Mr Hatcher said that it was rare for dominant regional shopping centres in core metropolitan markets to trade.

“The sale of Woodgrove Shopping Centre will represent the second only opportunity in Melbourne to acquire a 100 per cent interest in a regional shopping centre in the last 15-years,” he said. Most other deals, including QIC buying Werribee Plaza and Pacific Epping shopping centres, have been done off-market or involve partial interests without management.

Woodgrove comprises more than 60,000sq m of lettable area and generates over $500m in tenant sales per annum. It is anchored by retail heavyweights Coles, Woolworths, Aldi, Kmart, Big W, Harris Scarfe, Dan Murphy’s, Reading Cinemas and backed by 160 specialties and kiosks.

A separate Woolworths-anchored neighbourhood shopping centre known as Coburns Central; a medical centre leased to Westcare; and a 3ha development site, will also be sold.

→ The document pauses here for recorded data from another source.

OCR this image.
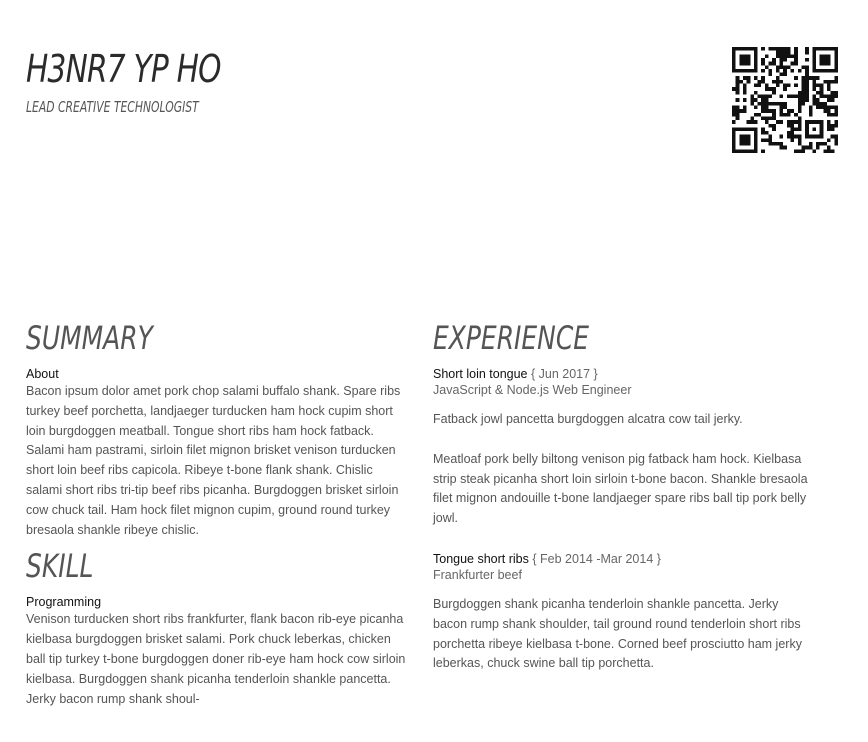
H3NR7 YP HO
LEAD CREATIVE TECHNOLOGIST
SUMMARY
About

Bacon ipsum dolor amet pork chop salami buffalo shank. Spare ribs turkey beef porchetta, landjaeger turducken ham hock cupim short loin burgdoggen meatball. Tongue short ribs ham hock fatback. Salami ham pastrami, sirloin filet mignon brisket venison turducken short loin beef ribs capicola. Ribeye t-bone flank shank. Chislic salami short ribs tri-tip beef ribs picanha. Burgdoggen brisket sirloin cow chuck tail. Ham hock filet mignon cupim, ground round turkey bresaola shankle ribeye chislic.

SKILL
Programming

Venison turducken short ribs frankfurter, flank bacon rib-eye picanha kielbasa burgdoggen brisket salami. Pork chuck leberkas, chicken ball tip turkey t-bone burgdoggen doner rib-eye ham hock cow sirloin kielbasa. Burgdoggen shank picanha tenderloin shankle pancetta. Jerky bacon rump shank shoul-

EXPERIENCE
Short loin tongue { Jun 2017 }
JavaScript & Node.js Web Engineer

Fatback jowl pancetta burgdoggen alcatra cow tail jerky.

Meatloaf pork belly biltong venison pig fatback ham hock. Kielbasa strip steak picanha short loin sirloin t-bone bacon. Shankle bresaola filet mignon andouille t-bone landjaeger spare ribs ball tip pork belly jowl.

Tongue short ribs { Feb 2014 -Mar 2014 }
Frankfurter beef

Burgdoggen shank picanha tenderloin shankle pancetta. Jerky bacon rump shank shoulder, tail ground round tenderloin short ribs porchetta ribeye kielbasa t-bone. Corned beef prosciutto ham jerky leberkas, chuck swine ball tip porchetta.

Mr Willis said the Australian retail sector was experiencing a “renaissance” with global capital and investors seeking exposure to assets that are dominant in performance and provide future value add opportunities. Woodgrove sits on a huge 27ha site which he said allows for “significant future development opportunities” to meet the region’s burgeoning growth. The centre also gives investors the flexibility to put in place new retail strategies.

The sale of Woodgrove comes as another major retail landlord, Scentre Group, owner of the Australian Westfield empire, withdrew its interest in developing a shopping centre at nearby Mount Atkinson. This has bolstered Woodgrove’s position and may make it attractive to shopping centre groups seeking to expand without the competitive threat of a new Westfield

Mr MacGillivray said the area’s strong population growth, along with some of the lowest retail floorspace-to-population ratios globally, was driving robust asset performance and renewed investor interest in the sector. He said that in Melbourne’s west, retail floorspace per capita was projected to drop to more than double the current national average and pointed to the site’s longer-term development potential.